Alisha pressed her eyes shut, the black lines on the parchment leaping into sunset-stained color in her mind’s eye. The memory of astonishing pain exploding in her left shoulder hit her, crushing the breath out of her. Body memory, physical memory: her right hand, working of its own will, touching the spot of agony and lifting into her line of vision. Hot blood trickling down her fingers. Her hand falling away, leaving her gaping in disbelief at the Vatican’s dome, blazing golden and red in the sunset, like God’s own holy light.
Then blackness, fading in around the crowning globe atop the dome, and nothing at all until the bright white light of a hospital room.
“After you shot me.” Not the words Reichart would have chosen, Alisha was sure. “Yeah.” She crumpled the drawing again, pressing the rumpled paper against her shoulder as if it would stop the wound from five years earlier. Look behind you. The Latin phrase and the drawing itself suddenly seemed layered, filled with far more portent than the simple warning she’d taken it for in the bunker. It was that, certainly, but a sense of confidence settled into Alisha’s bones. It was a warning, but it was also an invitation. Sent, she was sure, by Brandon.
Reichart’s low voice drew her back to the moment: “I have nightmares about it.”
Alisha studied him briefly, then folded the cardinal into her pocket and shook her head, walking away. “I don’t.”
Chapter 12
Alisha stood in the midst of foot traffic, shifting her shoulders enough
to allow passersby to sweep past without jostling her from her place. There was no bloodstain on the stones, no dark spot to say she’d fallen there, almost dead, five years earlier.
Five years, and she’d never come back to this place. To Rome, yes: it was like getting back on the horse, and she knew it. But she’d avoided the Piazza San Pietro without consciously realizing it.
Now sunset flared around the Vatican’s dome, the long shadow of its crown bending and stretching down toward the plaza, just as it had then. Shadows that matched the cardinal sketch Alisha held tightly in her hand. Look behind you. She fought the impulse for another moment or two, still watching the colors gleam and fade off the dome.
The scar under her collarbone throbbed, insistent bump of discomfort. Reminding her, she thought, that she was still alive. Reminding her how close she’d come to death.
It was easy to replay, standing there under the same light. Like a dream unwinding in her waking vision, the faces around her changed, becoming the visages of other strangers burned into her memory. An older woman with the enviable Mediterranean graying at the temples, chin held high and regal. A handsome man twenty years the woman’s junior, turning to watch her with admiration. A bevy of nuns, flocked together like black-headed birds, at odds with breathless teens wearing jeans cut low and shirts cut high. Five years after the fact, if any of them walked by Alisha on a city street, she would know them all with a pang of recognition that cut just above her heart.
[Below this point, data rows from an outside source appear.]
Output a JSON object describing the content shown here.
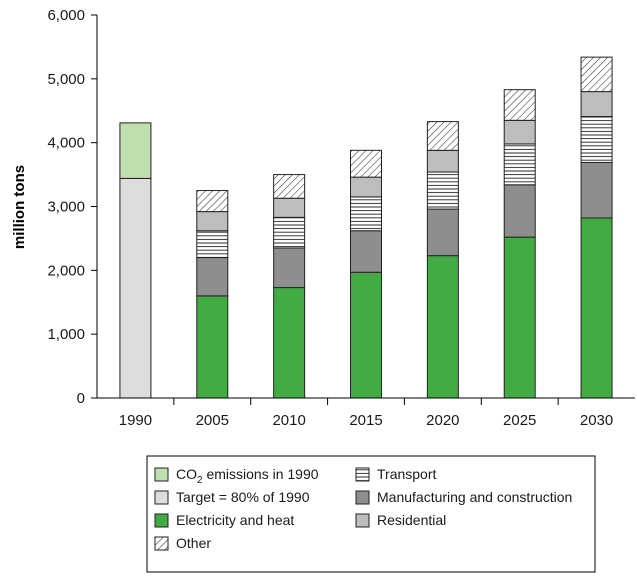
{
  "chart_data": {
    "type": "bar",
    "stacked": true,
    "ylabel": "million tons",
    "ylim": [
      0,
      6000
    ],
    "yticks": [
      "0",
      "1,000",
      "2,000",
      "3,000",
      "4,000",
      "5,000",
      "6,000"
    ],
    "ytick_values": [
      0,
      1000,
      2000,
      3000,
      4000,
      5000,
      6000
    ],
    "categories": [
      "1990",
      "2005",
      "2010",
      "2015",
      "2020",
      "2025",
      "2030"
    ],
    "series": [
      {
        "key": "target",
        "name": "Target = 80% of 1990",
        "color": "#dddddd",
        "pattern": "solid",
        "values": [
          3440,
          null,
          null,
          null,
          null,
          null,
          null
        ]
      },
      {
        "key": "co2",
        "name": "CO2 emissions in 1990",
        "color": "#bfe0ae",
        "pattern": "solid",
        "values": [
          870,
          null,
          null,
          null,
          null,
          null,
          null
        ]
      },
      {
        "key": "elec",
        "name": "Electricity and heat",
        "color": "#43ab43",
        "pattern": "solid",
        "values": [
          null,
          1600,
          1730,
          1970,
          2230,
          2520,
          2820
        ]
      },
      {
        "key": "mfg",
        "name": "Manufacturing and construction",
        "color": "#8e8e8e",
        "pattern": "solid",
        "values": [
          null,
          600,
          620,
          650,
          730,
          820,
          870
        ]
      },
      {
        "key": "transport",
        "name": "Transport",
        "color": "#ffffff",
        "pattern": "horizontal-lines",
        "values": [
          null,
          420,
          480,
          530,
          580,
          640,
          720
        ]
      },
      {
        "key": "res",
        "name": "Residential",
        "color": "#bdbdbd",
        "pattern": "solid",
        "values": [
          null,
          300,
          300,
          310,
          340,
          370,
          390
        ]
      },
      {
        "key": "other",
        "name": "Other",
        "color": "#ffffff",
        "pattern": "diagonal-hatch",
        "values": [
          null,
          330,
          370,
          420,
          450,
          480,
          540
        ]
      }
    ],
    "legend": {
      "placement": "bottom",
      "left_column": [
        {
          "key": "co2",
          "label_main": "CO",
          "label_sub": "2",
          "label_rest": " emissions in 1990"
        },
        {
          "key": "target",
          "label": "Target = 80% of 1990"
        },
        {
          "key": "elec",
          "label": "Electricity and heat"
        },
        {
          "key": "other",
          "label": "Other"
        }
      ],
      "right_column": [
        {
          "key": "transport",
          "label": "Transport"
        },
        {
          "key": "mfg",
          "label": "Manufacturing and construction"
        },
        {
          "key": "res",
          "label": "Residential"
        }
      ]
    },
    "grid": false
  }
}
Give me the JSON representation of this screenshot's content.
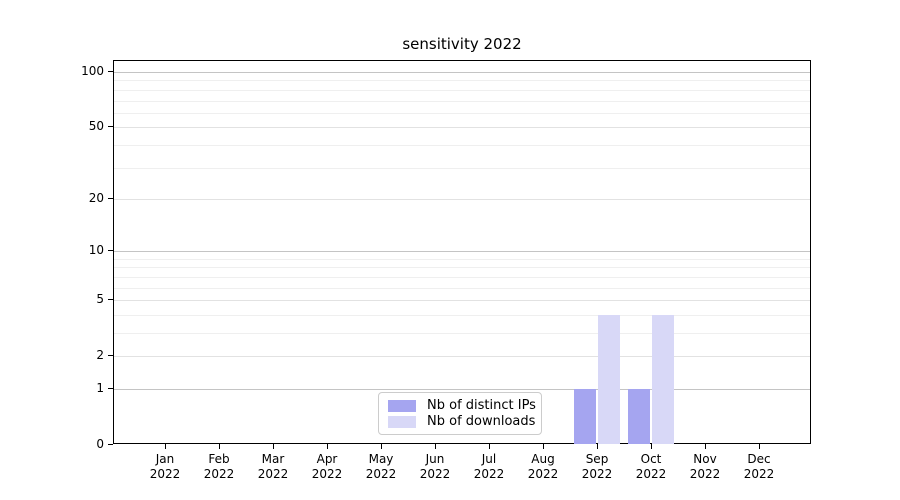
{
  "title": "sensitivity 2022",
  "chart_data": {
    "type": "bar",
    "title": "sensitivity 2022",
    "categories": [
      "Jan 2022",
      "Feb 2022",
      "Mar 2022",
      "Apr 2022",
      "May 2022",
      "Jun 2022",
      "Jul 2022",
      "Aug 2022",
      "Sep 2022",
      "Oct 2022",
      "Nov 2022",
      "Dec 2022"
    ],
    "series": [
      {
        "name": "Nb of distinct IPs",
        "color": "#a5a5f0",
        "values": [
          0,
          0,
          0,
          0,
          0,
          0,
          0,
          0,
          1,
          1,
          0,
          0
        ]
      },
      {
        "name": "Nb of downloads",
        "color": "#d8d8f7",
        "values": [
          0,
          0,
          0,
          0,
          0,
          0,
          0,
          0,
          4,
          4,
          0,
          0
        ]
      }
    ],
    "xlabel": "",
    "ylabel": "",
    "yscale": "log1p",
    "ylim": [
      0,
      115
    ],
    "y_ticks": [
      0,
      1,
      2,
      5,
      10,
      20,
      50,
      100
    ],
    "y_tick_labels": [
      "0",
      "1",
      "2",
      "5",
      "10",
      "20",
      "50",
      "100"
    ],
    "gridlines": {
      "strong": [
        1,
        10,
        100
      ],
      "medium": [
        2,
        5,
        20,
        50
      ],
      "faint": [
        3,
        4,
        6,
        7,
        8,
        9,
        30,
        40,
        60,
        70,
        80,
        90
      ]
    },
    "grid": "on",
    "legend_position": "lower center",
    "bar_group": "two bars per month, distinct IPs left of tick, downloads right of tick"
  },
  "colors": {
    "background": "#ffffff",
    "axis": "#000000",
    "grid_strong": "#c4c4c4",
    "grid_medium": "#e2e2e2",
    "grid_faint": "#efefef",
    "legend_border": "#cccccc",
    "series_distinct_ips": "#a5a5f0",
    "series_downloads": "#d8d8f7"
  }
}
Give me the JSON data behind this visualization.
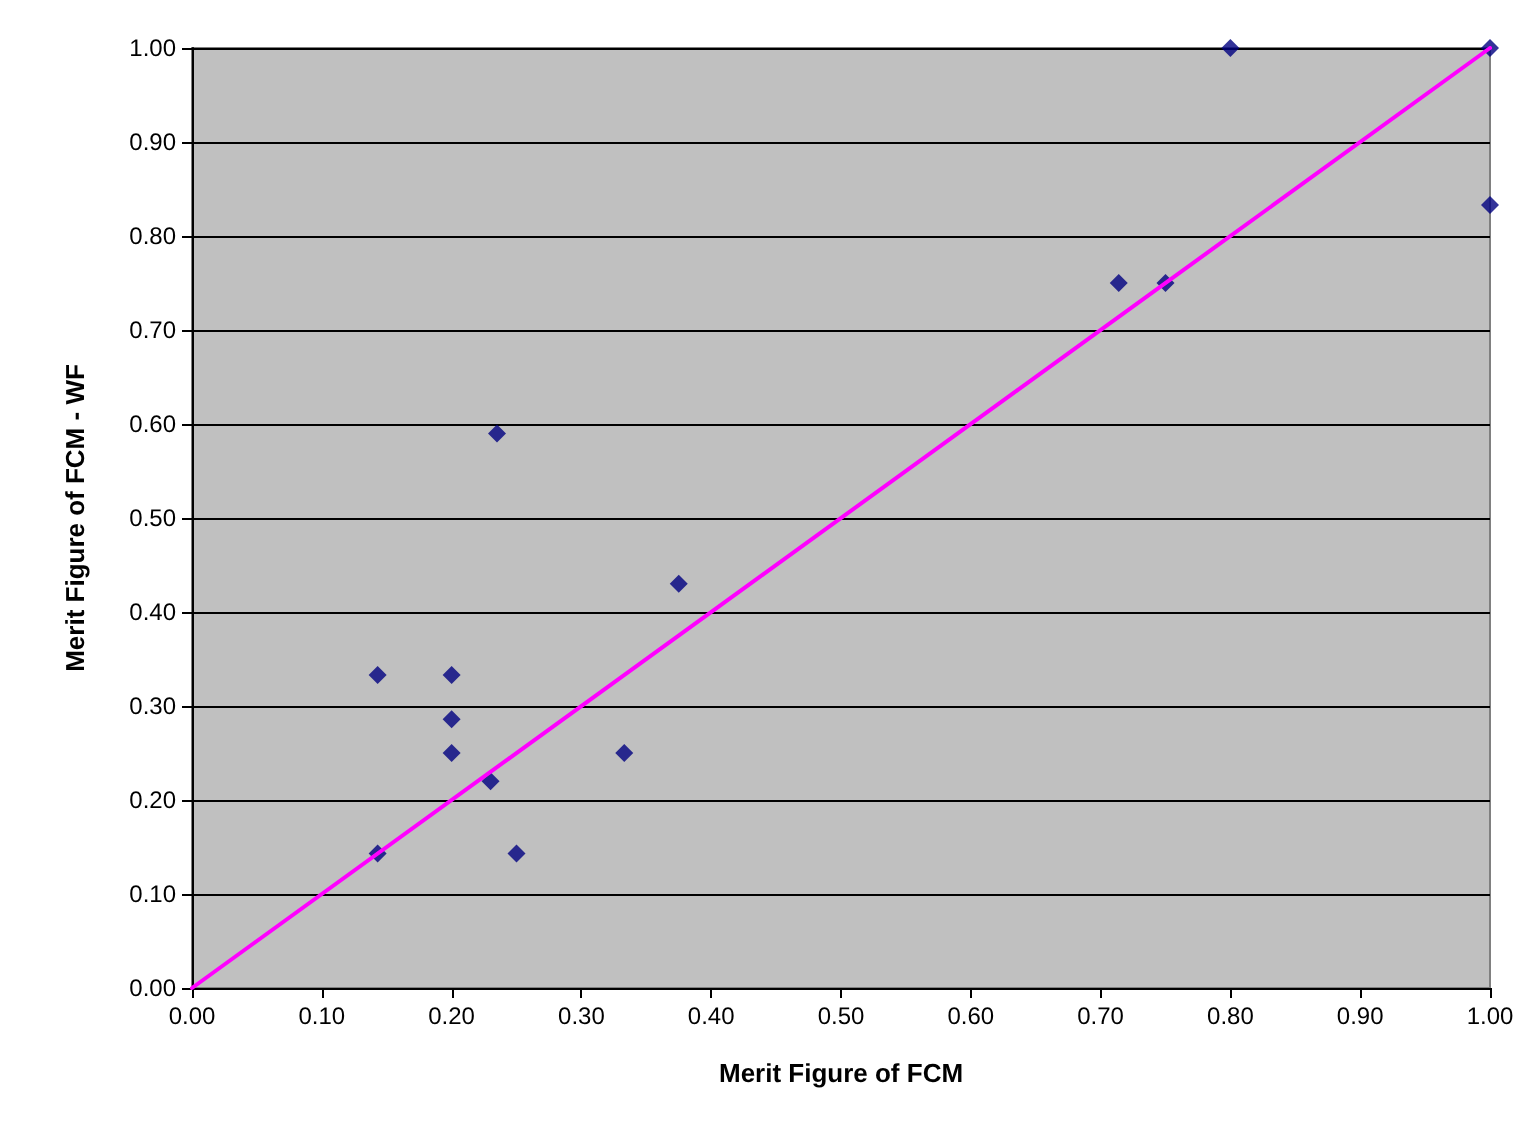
{
  "chart_data": {
    "type": "scatter",
    "xlabel": "Merit Figure of FCM",
    "ylabel": "Merit Figure of FCM - WF",
    "series": [
      {
        "color": "#000080",
        "marker": "diamond",
        "x": [
          0.143,
          0.143,
          0.2,
          0.2,
          0.2,
          0.23,
          0.235,
          0.25,
          0.333,
          0.375,
          0.714,
          0.75,
          0.8,
          1.0,
          1.0
        ],
        "values": [
          0.333,
          0.143,
          0.333,
          0.286,
          0.25,
          0.22,
          0.59,
          0.143,
          0.25,
          0.43,
          0.75,
          0.75,
          1.0,
          1.0,
          0.833
        ]
      },
      {
        "type": "line",
        "color": "#ff00ff",
        "marker": "none",
        "x": [
          0,
          1
        ],
        "values": [
          0,
          1
        ]
      }
    ],
    "xlim": [
      0,
      1
    ],
    "ylim": [
      0,
      1
    ],
    "xticks": [
      {
        "value": 0,
        "label": "0.00"
      },
      {
        "value": 0.1,
        "label": "0.10"
      },
      {
        "value": 0.2,
        "label": "0.20"
      },
      {
        "value": 0.3,
        "label": "0.30"
      },
      {
        "value": 0.4,
        "label": "0.40"
      },
      {
        "value": 0.5,
        "label": "0.50"
      },
      {
        "value": 0.6,
        "label": "0.60"
      },
      {
        "value": 0.7,
        "label": "0.70"
      },
      {
        "value": 0.8,
        "label": "0.80"
      },
      {
        "value": 0.9,
        "label": "0.90"
      },
      {
        "value": 1,
        "label": "1.00"
      }
    ],
    "yticks": [
      {
        "value": 0,
        "label": "0.00"
      },
      {
        "value": 0.1,
        "label": "0.10"
      },
      {
        "value": 0.2,
        "label": "0.20"
      },
      {
        "value": 0.3,
        "label": "0.30"
      },
      {
        "value": 0.4,
        "label": "0.40"
      },
      {
        "value": 0.5,
        "label": "0.50"
      },
      {
        "value": 0.6,
        "label": "0.60"
      },
      {
        "value": 0.7,
        "label": "0.70"
      },
      {
        "value": 0.8,
        "label": "0.80"
      },
      {
        "value": 0.9,
        "label": "0.90"
      },
      {
        "value": 1,
        "label": "1.00"
      }
    ],
    "grid": "y"
  }
}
Disturbance in the crowd: a thin man in the red robes of a cardinal, making his way against the flow of traffic. Ripples spread out, an opening and closing of the waters as people created space for the holy man, adjusting to his presence, then resuming their normal course as if nothing had bothered them. In moments he was at Alisha’s side, brushing against her: papers neatly folded into his palm slipped into hers instead, and then he was past. One step. Two steps.